Mas, como eu disse antes, este filme não é diferente da realidade. E o fim de Tessa foi igual ao fim de muitos corajosos que abrem sua boca, falam o que deve ser falado, com coragem de enfrentar os poderosos. Só que, estas pessoas têm a vida abreviada porque são poucas. Se fossem em maior número, assim que uma morresse outra se levantaria e continuaria seu trabalho. Mas o medo é maior, e as pessoas preferem ficar caladas, ou no máximo trabalhando em segredo, às escondidas, esperando que um outro corajoso apareça e faça o que ninguém mais tem coragem. Quando todos os justos se calarem, até as pedras clamarão! Vai chegar o tempo em que será preciso ouvir as pedras clamarem, e será breve.

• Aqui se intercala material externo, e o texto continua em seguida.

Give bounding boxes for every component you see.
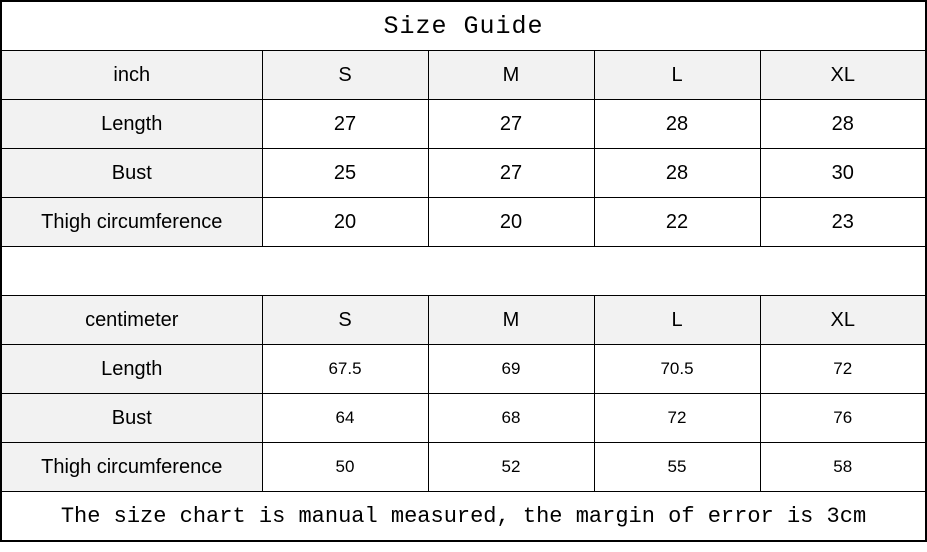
spacer-cell bbox=[0, 246, 927, 296]
measurement-value: 27 bbox=[427, 99, 595, 149]
measurement-label: Thigh circumference bbox=[0, 442, 263, 492]
cm_table-header-row: centimeter S M L XL bbox=[0, 295, 927, 345]
measurement-value: 70.5 bbox=[593, 344, 761, 394]
page-title: Size Guide bbox=[0, 0, 927, 51]
measurement-value: 58 bbox=[759, 442, 927, 492]
table-row: Length 27 27 28 28 bbox=[0, 99, 927, 149]
measurement-value: 67.5 bbox=[261, 344, 429, 394]
measurement-label: Bust bbox=[0, 148, 263, 198]
unit-header: inch bbox=[0, 50, 263, 100]
measurement-value: 30 bbox=[759, 148, 927, 198]
measurement-value: 55 bbox=[593, 442, 761, 492]
measurement-label: Length bbox=[0, 99, 263, 149]
size-header: S bbox=[261, 295, 429, 345]
size-header: S bbox=[261, 50, 429, 100]
measurement-value: 64 bbox=[261, 393, 429, 443]
measurement-value: 28 bbox=[759, 99, 927, 149]
size-header: M bbox=[427, 295, 595, 345]
measurement-note: The size chart is manual measured, the m… bbox=[0, 491, 927, 542]
measurement-value: 22 bbox=[593, 197, 761, 247]
inch_table-header-row: inch S M L XL bbox=[0, 50, 927, 100]
measurement-value: 72 bbox=[593, 393, 761, 443]
table-row: Thigh circumference 50 52 55 58 bbox=[0, 442, 927, 492]
measurement-value: 25 bbox=[261, 148, 429, 198]
size-header: L bbox=[593, 50, 761, 100]
measurement-value: 27 bbox=[261, 99, 429, 149]
unit-header: centimeter bbox=[0, 295, 263, 345]
measurement-value: 27 bbox=[427, 148, 595, 198]
measurement-label: Length bbox=[0, 344, 263, 394]
measurement-value: 28 bbox=[593, 99, 761, 149]
measurement-value: 20 bbox=[261, 197, 429, 247]
size-header: XL bbox=[759, 50, 927, 100]
measurement-label: Bust bbox=[0, 393, 263, 443]
measurement-value: 20 bbox=[427, 197, 595, 247]
measurement-value: 72 bbox=[759, 344, 927, 394]
measurement-value: 69 bbox=[427, 344, 595, 394]
measurement-value: 52 bbox=[427, 442, 595, 492]
table-row: Thigh circumference 20 20 22 23 bbox=[0, 197, 927, 247]
table-row: Bust 64 68 72 76 bbox=[0, 393, 927, 443]
spacer-row bbox=[0, 246, 927, 296]
measurement-value: 50 bbox=[261, 442, 429, 492]
size-header: M bbox=[427, 50, 595, 100]
measurement-value: 23 bbox=[759, 197, 927, 247]
measurement-value: 68 bbox=[427, 393, 595, 443]
size-header: XL bbox=[759, 295, 927, 345]
size-header: L bbox=[593, 295, 761, 345]
table-row: Length 67.5 69 70.5 72 bbox=[0, 344, 927, 394]
note-row: The size chart is manual measured, the m… bbox=[0, 491, 927, 542]
table-row: Bust 25 27 28 30 bbox=[0, 148, 927, 198]
measurement-value: 76 bbox=[759, 393, 927, 443]
measurement-value: 28 bbox=[593, 148, 761, 198]
measurement-label: Thigh circumference bbox=[0, 197, 263, 247]
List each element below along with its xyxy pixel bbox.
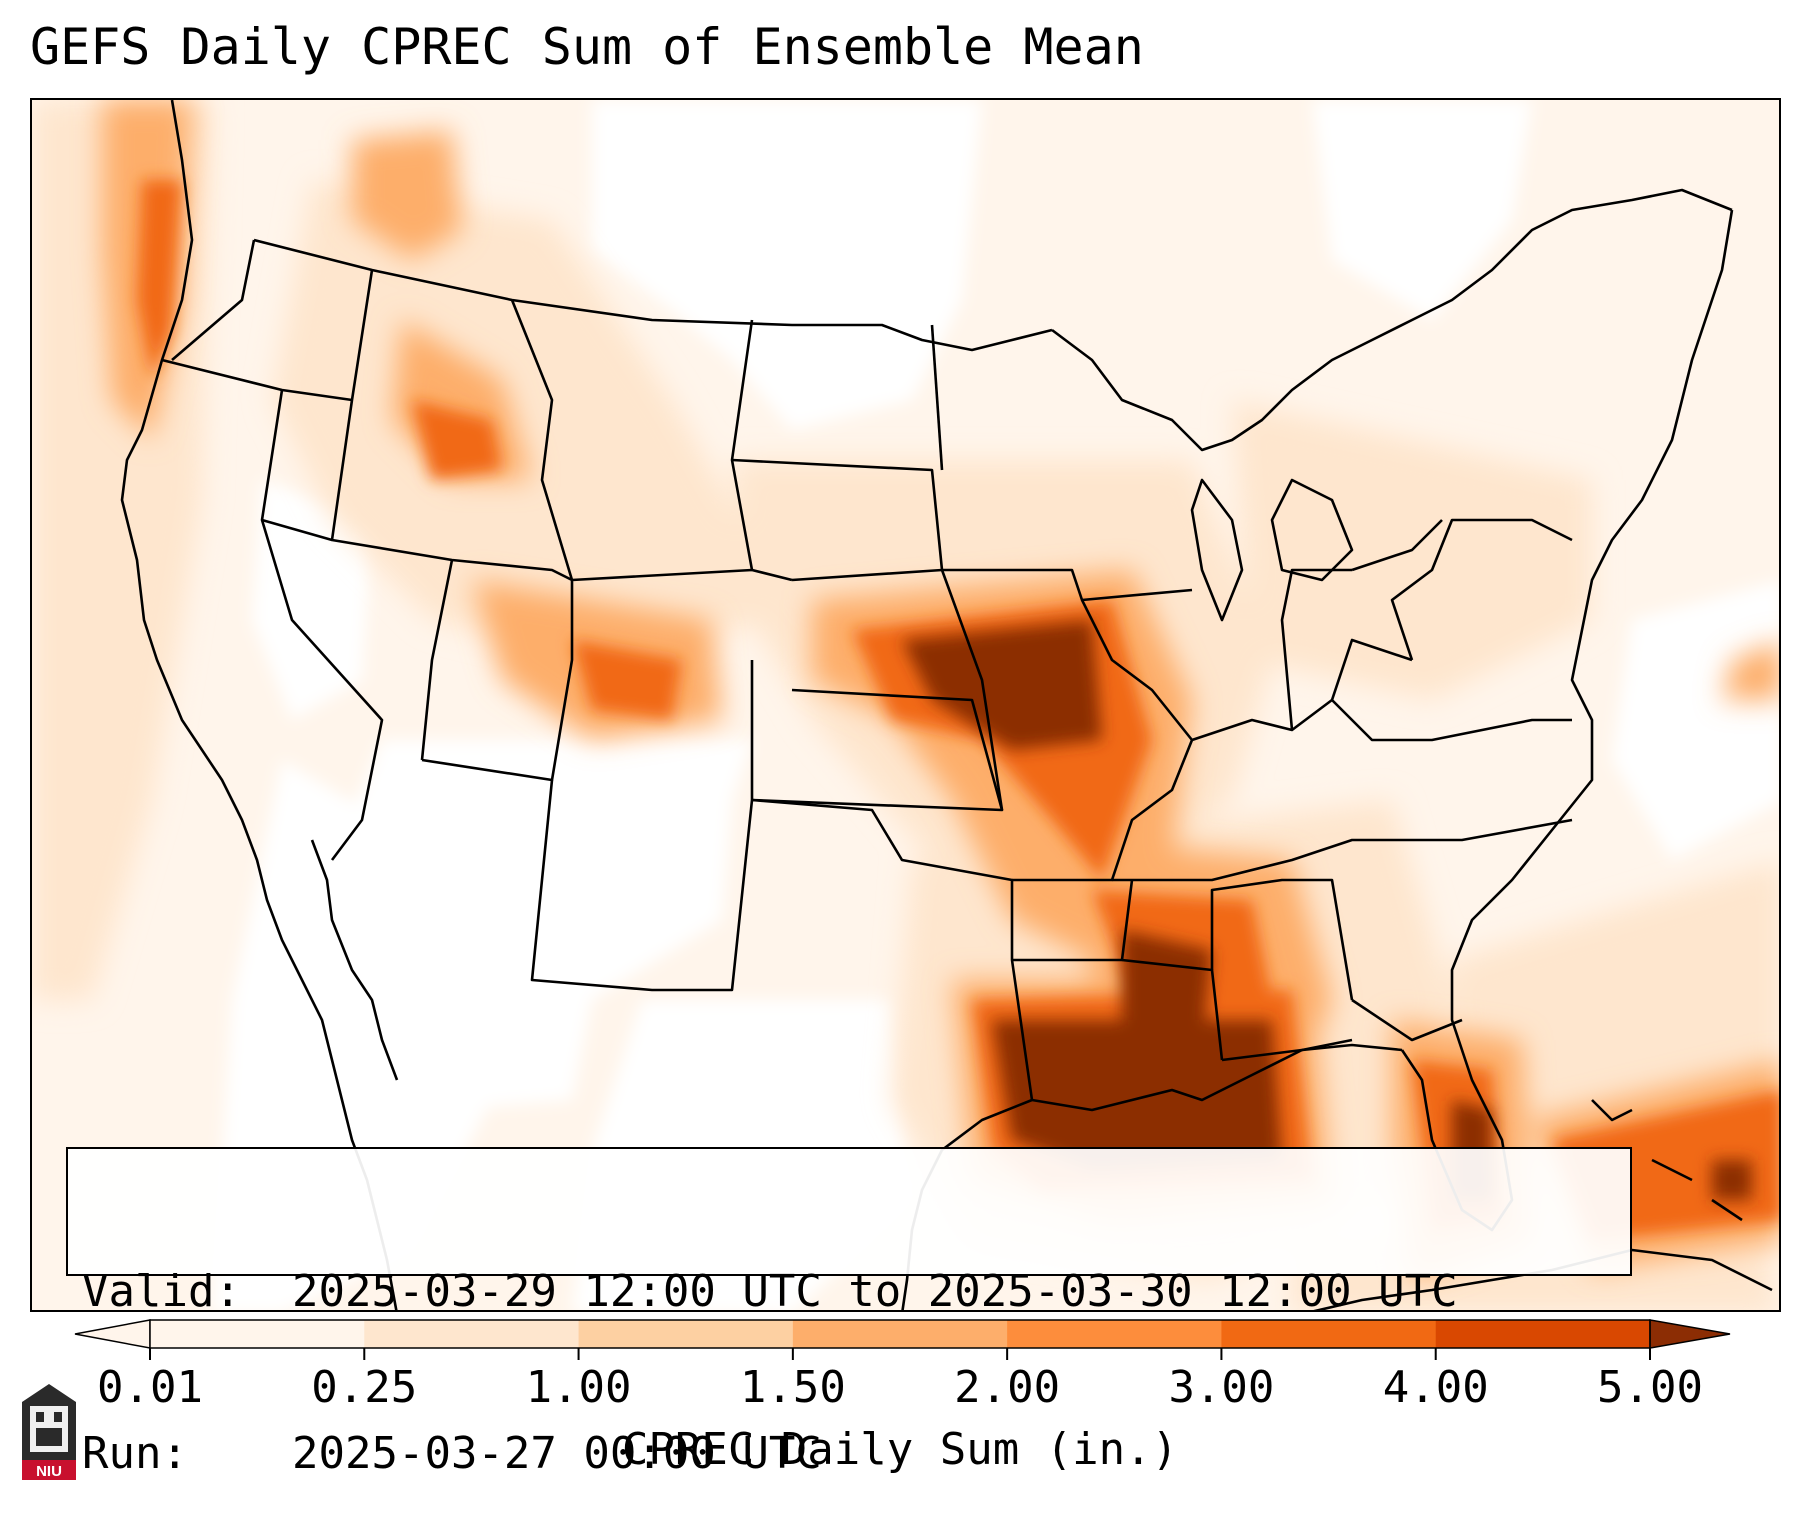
- precip-level-4: [902, 620, 1752, 1200]
- colorbar-extend-max: [1649, 1319, 1731, 1349]
- colorbar-segment: [792, 1320, 1008, 1348]
- colorbar-segment: [150, 1320, 365, 1348]
- dry-zones: [212, 100, 1779, 1310]
- run-label: Run:: [82, 1428, 188, 1479]
- colorbar: [74, 1319, 1731, 1360]
- logo-text: NIU: [36, 1463, 62, 1480]
- precip-map: [30, 98, 1781, 1312]
- colorbar-segment: [578, 1320, 794, 1348]
- colorbar-tick-label: 0.25: [311, 1362, 418, 1413]
- colorbar-tick-label: 1.00: [525, 1362, 632, 1413]
- colorbar-segment: [1007, 1320, 1222, 1348]
- colorbar-tick-label: 4.00: [1382, 1362, 1489, 1413]
- canada-border: [253, 238, 1053, 352]
- west-coastline: [120, 100, 398, 1310]
- run-value: 2025-03-27 00:00 UTC: [292, 1428, 822, 1479]
- colorbar-tick-label: 5.00: [1597, 1362, 1703, 1413]
- colorbar-extend-min: [74, 1319, 151, 1349]
- precip-shading: [32, 100, 1779, 1310]
- university-tower-icon: NIU: [22, 1384, 76, 1480]
- colorbar-border: [149, 1319, 1651, 1349]
- colorbar-segment: [1221, 1320, 1437, 1348]
- valid-label: Valid:: [82, 1266, 241, 1317]
- validity-infobox: Valid: 2025-03-29 12:00 UTC to 2025-03-30…: [66, 1147, 1632, 1479]
- colorbar-tick-label: 0.01: [97, 1362, 203, 1413]
- colorbar-tick-label: 3.00: [1168, 1362, 1275, 1413]
- colorbar-segment: [1435, 1320, 1651, 1348]
- valid-value: 2025-03-29 12:00 UTC to 2025-03-30 12:00…: [292, 1266, 1458, 1317]
- valid-row: Valid: 2025-03-29 12:00 UTC to 2025-03-30…: [82, 1265, 1630, 1319]
- run-row: Run: 2025-03-27 00:00 UTC: [82, 1427, 1630, 1481]
- colorbar-tick-label: 2.00: [954, 1362, 1061, 1413]
- boundaries: [120, 100, 1773, 1310]
- precip-map-canvas: [32, 100, 1779, 1310]
- map-title: GEFS Daily CPREC Sum of Ensemble Mean: [30, 18, 1144, 76]
- colorbar-label: CPREC Daily Sum (in.): [621, 1424, 1179, 1475]
- colorbar-tick-label: 1.50: [739, 1362, 846, 1413]
- colorbar-segment: [364, 1320, 580, 1348]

Um dia também, eu espero, o mundo não será mais escravo do dinheiro. Quando este dia chegar, empresas farmacêuticas como a da história não poderão mais fazer o que fazem. Não terão mais lucros bilionários à custa da vida de milhares de inocentes, pois a vida de qualquer ser humano será mais valiosa que qualquer lucro que qualquer empresa seja capaz de produzir. É a desvirtuação dos valores que torna possível que coisas como a que aconteceram neste filme sejam realidades. E apesar de que estas realidades estejam distantes de nós, elas nos atingem. 
Não estamos livres da situação de vítima da mesma escravidão (do poder financeiro), e também não estamos isentos da nossa parcela de culpa, por nos calarmos e cruzarmos nossos braços. Uma frase que ouvi no curso "Educadores Sociais", que marcou e até hoje me lembro: "Quando vemos um forte dominando um fraco e não tomamos o lado de nenhum dos dois, já escolhemos o nosso". Tessa acreditava nisto. E foi fiel àquilo que acreditava até o fim. E mesmo depois, conseguiu contagiar seu esposo Justin com sua sede de justiça. "Bem aventurados os que têm fome e sede de justiça, pois serão fartos".